Tenía los ojos extraviados. Se volvió para mirar a la trainera que, con sus bodegas casi vacías ahora, sobresalía como un monstruo sobre el parapeto. Sus terrores volvían a apoderarse de él.
—Le suplico… Tiene que dejarme.
—El capitán también, durante la campaña, estaba angustiado, ¿verdad?
—¿Qué quiere usted decir?
—Y el jefe de máquinas.
—No.
—¡No había más que ustedes dos! Era el miedo, ¿verdad?
—No sé… Déjeme, por favor.
—Adela estaba en el camarote. Tres hombres rondaban. Sin embargo, el capitán no quería ceder a su deseo, permaneciendo días y días sin hablar a su querida. Usted la miraba por los ventanucos, pero después de un único encuentro, ya no la tocó.
—Cállese.
—Los hombres, en el collado y en la faena, hablaban de mal de ojo y la campaña salía desastrosa; falsas maniobras, un grumete al agua, dos hombres heridos, el bacalao averiado y la entrada calamitosa en el puerto.

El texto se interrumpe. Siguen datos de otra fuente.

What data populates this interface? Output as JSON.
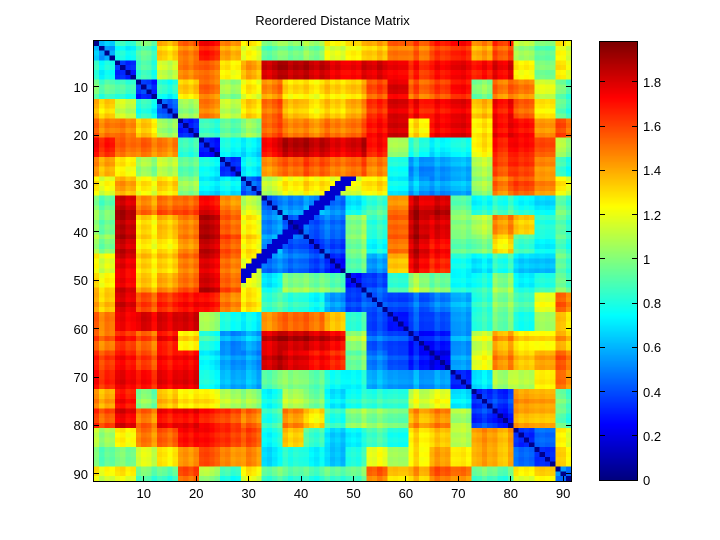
{
  "figure": {
    "background": "#ffffff"
  },
  "chart_data": {
    "type": "heatmap",
    "title": "Reordered Distance Matrix",
    "n": 91,
    "colormap": "jet",
    "clim": [
      0,
      1.98
    ],
    "grid": false,
    "x_ticks": [
      10,
      20,
      30,
      40,
      50,
      60,
      70,
      80,
      90
    ],
    "y_ticks": [
      10,
      20,
      30,
      40,
      50,
      60,
      70,
      80,
      90
    ],
    "colorbar_ticks": [
      {
        "value": 0,
        "label": "0"
      },
      {
        "value": 0.2,
        "label": "0.2"
      },
      {
        "value": 0.4,
        "label": "0.4"
      },
      {
        "value": 0.6,
        "label": "0.6"
      },
      {
        "value": 0.8,
        "label": "0.8"
      },
      {
        "value": 1,
        "label": "1"
      },
      {
        "value": 1.2,
        "label": "1.2"
      },
      {
        "value": 1.4,
        "label": "1.4"
      },
      {
        "value": 1.6,
        "label": "1.6"
      },
      {
        "value": 1.8,
        "label": "1.8"
      }
    ],
    "matrix_downsample": 23,
    "symmetric": true,
    "diagonal_value": 0.02,
    "antidiagonal_feature": {
      "index_sum": 78,
      "index_range": [
        29,
        50
      ],
      "value": 0.15
    },
    "matrix_upper_triangle": [
      [
        0.6,
        0.8,
        0.9,
        1.3,
        1.5,
        1.7,
        1.45,
        1.2,
        0.95,
        0.95,
        1.0,
        1.2,
        1.3,
        1.35,
        1.55,
        1.55,
        1.65,
        1.7,
        1.45,
        1.6,
        1.1,
        0.95,
        1.2
      ],
      [
        0.35,
        0.85,
        1.1,
        1.5,
        1.55,
        1.3,
        1.4,
        1.85,
        1.85,
        1.85,
        1.8,
        1.8,
        1.8,
        1.8,
        1.7,
        1.75,
        1.8,
        1.75,
        1.8,
        1.3,
        1.0,
        1.25
      ],
      [
        0.3,
        0.75,
        1.3,
        1.5,
        1.05,
        1.2,
        1.45,
        1.25,
        1.25,
        1.3,
        1.35,
        1.55,
        1.8,
        1.55,
        1.6,
        1.7,
        1.0,
        1.5,
        1.5,
        1.15,
        0.9
      ],
      [
        0.35,
        1.0,
        1.45,
        1.1,
        1.25,
        1.5,
        1.3,
        1.25,
        1.3,
        1.4,
        1.6,
        1.8,
        1.7,
        1.7,
        1.75,
        1.35,
        1.7,
        1.55,
        1.25,
        0.85
      ],
      [
        0.3,
        0.85,
        0.95,
        1.0,
        1.55,
        1.45,
        1.45,
        1.5,
        1.55,
        1.7,
        1.85,
        1.3,
        1.75,
        1.8,
        1.3,
        1.75,
        1.75,
        1.45,
        1.55
      ],
      [
        0.3,
        0.8,
        0.7,
        1.75,
        1.85,
        1.85,
        1.8,
        1.85,
        1.7,
        1.1,
        0.85,
        0.75,
        0.8,
        1.3,
        1.7,
        1.75,
        1.6,
        1.05
      ],
      [
        0.4,
        0.75,
        1.5,
        1.55,
        1.6,
        1.55,
        1.6,
        1.5,
        0.85,
        0.6,
        0.6,
        0.65,
        1.15,
        1.65,
        1.7,
        1.5,
        0.85
      ],
      [
        0.4,
        1.1,
        1.2,
        1.25,
        1.2,
        1.2,
        1.25,
        0.75,
        0.6,
        0.55,
        0.6,
        1.05,
        1.5,
        1.6,
        1.45,
        1.2
      ],
      [
        0.45,
        0.5,
        0.55,
        0.5,
        0.75,
        0.85,
        1.5,
        1.85,
        1.85,
        0.95,
        0.8,
        0.85,
        0.8,
        0.7,
        0.9
      ],
      [
        0.35,
        0.4,
        0.45,
        1.0,
        0.8,
        1.55,
        1.85,
        1.8,
        1.0,
        1.1,
        1.45,
        1.35,
        0.8,
        0.85
      ],
      [
        0.35,
        0.4,
        1.0,
        0.75,
        1.55,
        1.85,
        1.75,
        0.95,
        1.0,
        1.3,
        0.9,
        0.75,
        0.85
      ],
      [
        0.3,
        0.95,
        0.55,
        1.4,
        1.8,
        1.7,
        0.8,
        0.75,
        0.85,
        0.7,
        0.65,
        0.9
      ],
      [
        0.35,
        0.4,
        0.9,
        1.1,
        1.0,
        0.8,
        0.85,
        1.05,
        0.8,
        0.85,
        0.95
      ],
      [
        0.4,
        0.4,
        0.45,
        0.5,
        0.6,
        0.85,
        1.0,
        0.9,
        1.2,
        1.5
      ],
      [
        0.35,
        0.45,
        0.45,
        0.6,
        0.9,
        1.0,
        0.85,
        1.1,
        1.35
      ],
      [
        0.35,
        0.35,
        0.6,
        1.2,
        1.45,
        1.35,
        1.3,
        1.4
      ],
      [
        0.25,
        0.6,
        1.25,
        1.5,
        1.4,
        1.45,
        1.55
      ],
      [
        0.35,
        0.75,
        1.1,
        1.15,
        1.3,
        1.5
      ],
      [
        0.4,
        0.4,
        1.5,
        1.45,
        0.95
      ],
      [
        0.3,
        1.45,
        1.4,
        0.9
      ],
      [
        0.4,
        0.5,
        1.25
      ],
      [
        0.35,
        1.3
      ],
      [
        0.45
      ]
    ]
  }
}
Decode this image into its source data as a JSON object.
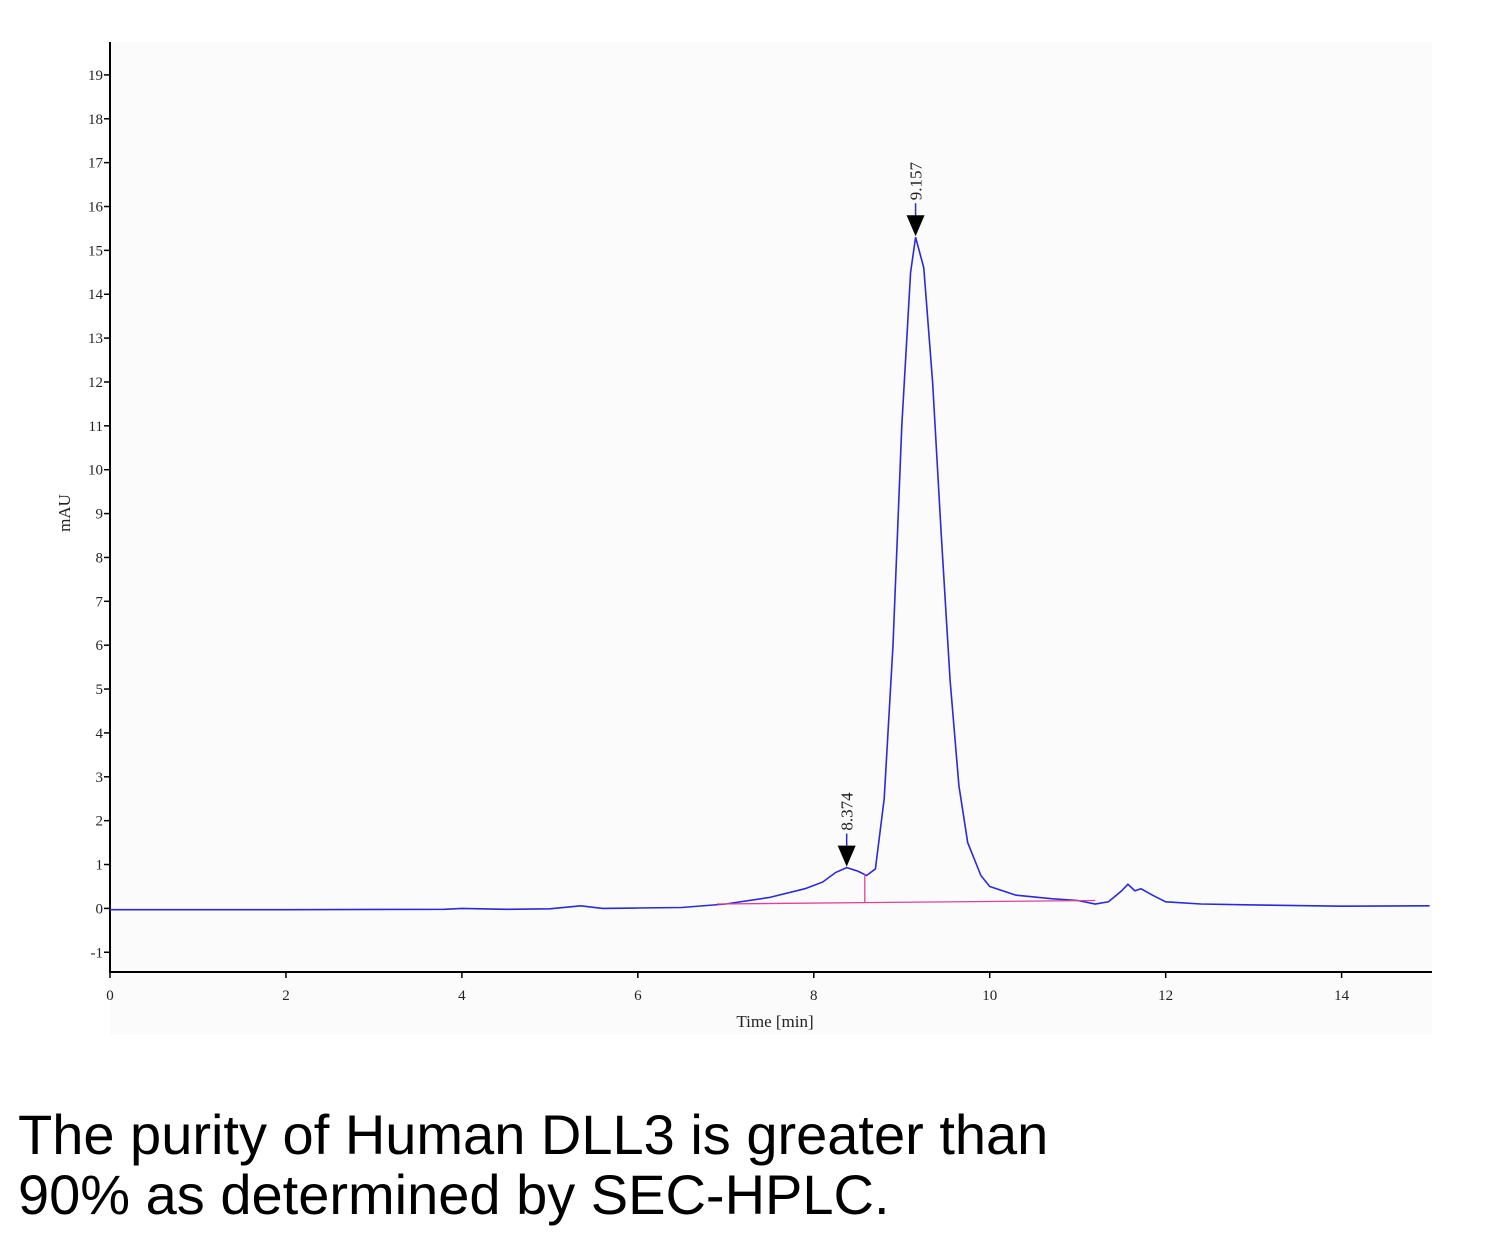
{
  "chart_data": {
    "type": "line",
    "x_label": "Time [min]",
    "y_label": "mAU",
    "xlim": [
      0,
      15.05
    ],
    "ylim": [
      -1.45,
      19.75
    ],
    "xticks": [
      0,
      2,
      4,
      6,
      8,
      10,
      12,
      14
    ],
    "yticks": [
      -1,
      0,
      1,
      2,
      3,
      4,
      5,
      6,
      7,
      8,
      9,
      10,
      11,
      12,
      13,
      14,
      15,
      16,
      17,
      18,
      19
    ],
    "series": [
      {
        "color": "#2a2ad8",
        "x": [
          0,
          2,
          3.8,
          4,
          4.5,
          5,
          5.35,
          5.6,
          6,
          6.5,
          7,
          7.5,
          7.9,
          8.1,
          8.25,
          8.374,
          8.5,
          8.6,
          8.7,
          8.8,
          8.9,
          9.0,
          9.1,
          9.157,
          9.25,
          9.35,
          9.45,
          9.55,
          9.65,
          9.75,
          9.9,
          10.0,
          10.3,
          10.7,
          11.0,
          11.2,
          11.35,
          11.5,
          11.57,
          11.65,
          11.72,
          11.85,
          12.0,
          12.4,
          13,
          14,
          15
        ],
        "values": [
          -0.03,
          -0.03,
          -0.02,
          0.0,
          -0.02,
          -0.01,
          0.06,
          0.0,
          0.01,
          0.02,
          0.1,
          0.25,
          0.45,
          0.6,
          0.82,
          0.93,
          0.85,
          0.75,
          0.9,
          2.5,
          6,
          11,
          14.5,
          15.3,
          14.6,
          12,
          8.5,
          5.2,
          2.8,
          1.5,
          0.75,
          0.5,
          0.3,
          0.22,
          0.18,
          0.1,
          0.15,
          0.4,
          0.55,
          0.4,
          0.45,
          0.3,
          0.15,
          0.1,
          0.08,
          0.05,
          0.06
        ]
      },
      {
        "color": "#e0409a",
        "x": [
          6.9,
          11.2
        ],
        "values": [
          0.1,
          0.18
        ]
      },
      {
        "color": "#e0409a",
        "x": [
          8.58,
          8.58
        ],
        "values": [
          0.14,
          0.78
        ]
      }
    ],
    "annotations": [
      {
        "label": "8.374",
        "x": 8.374,
        "y": 0.93
      },
      {
        "label": "9.157",
        "x": 9.157,
        "y": 15.3
      }
    ]
  },
  "caption": "The purity of Human DLL3 is greater than 90% as determined by SEC-HPLC."
}
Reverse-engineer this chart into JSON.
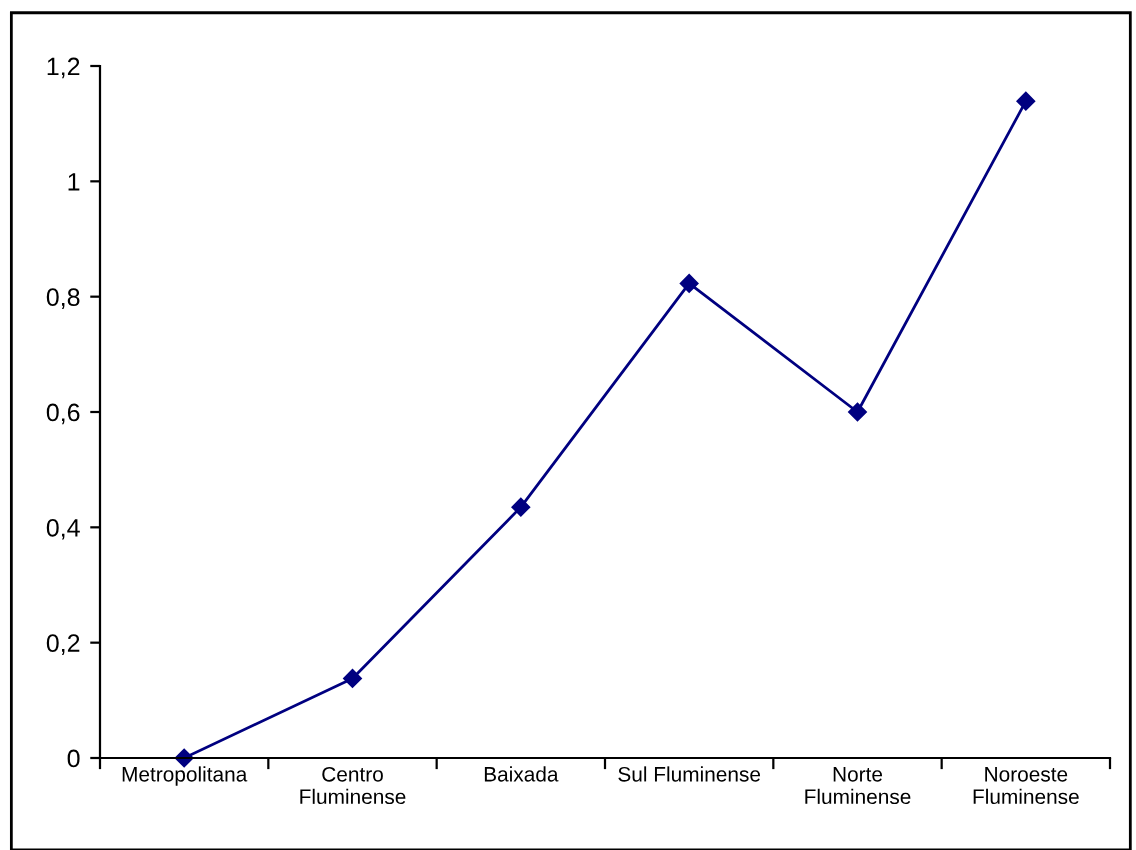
{
  "chart_data": {
    "type": "line",
    "categories": [
      "Metropolitana",
      "Centro\nFluminense",
      "Baixada",
      "Sul Fluminense",
      "Norte\nFluminense",
      "Noroeste\nFluminense"
    ],
    "series": [
      {
        "color": "#000080",
        "values": [
          0,
          0.138,
          0.435,
          0.823,
          0.6,
          1.139
        ]
      }
    ],
    "ylim": [
      0,
      1.2
    ],
    "yticks": [
      0,
      {
        "value": 0.2,
        "label": "0,2"
      },
      {
        "value": 0.4,
        "label": "0,4"
      },
      {
        "value": 0.6,
        "label": "0,6"
      },
      {
        "value": 0.8,
        "label": "0,8"
      },
      1,
      {
        "value": 1.2,
        "label": "1,2"
      }
    ],
    "marker": "diamond",
    "line_style": "solid",
    "grid": false,
    "legend": false
  }
}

Doblaban el ángulo formado entre el muelle y la playa, que se extendía entre ellos con su franja bien limpia, sus chalets, las cabinas de baño y los sillones multicolores sobre los guijarros.
En una mancha de sol, se distinguía a Madame Maigret sentada en un sillón plegable, cerca de Marie Léonnec que llevaba un sombrero blanco.
Le Clinche siguió la mirada de su acompañante y se detuvo en seco, con las sienes húmedas.
El comisario continuaba:
—No ha bastado con una mujer… ¡Vamos! Su novia le ha visto.
Era verdad, Marie se levantó. Permaneció un momento inmóvil, como si la emoción fuera demasiado fuerte. Y ahora se precipitaba a lo largo del espigón, mientras Madame Maigret soltaba su labor y esperaba.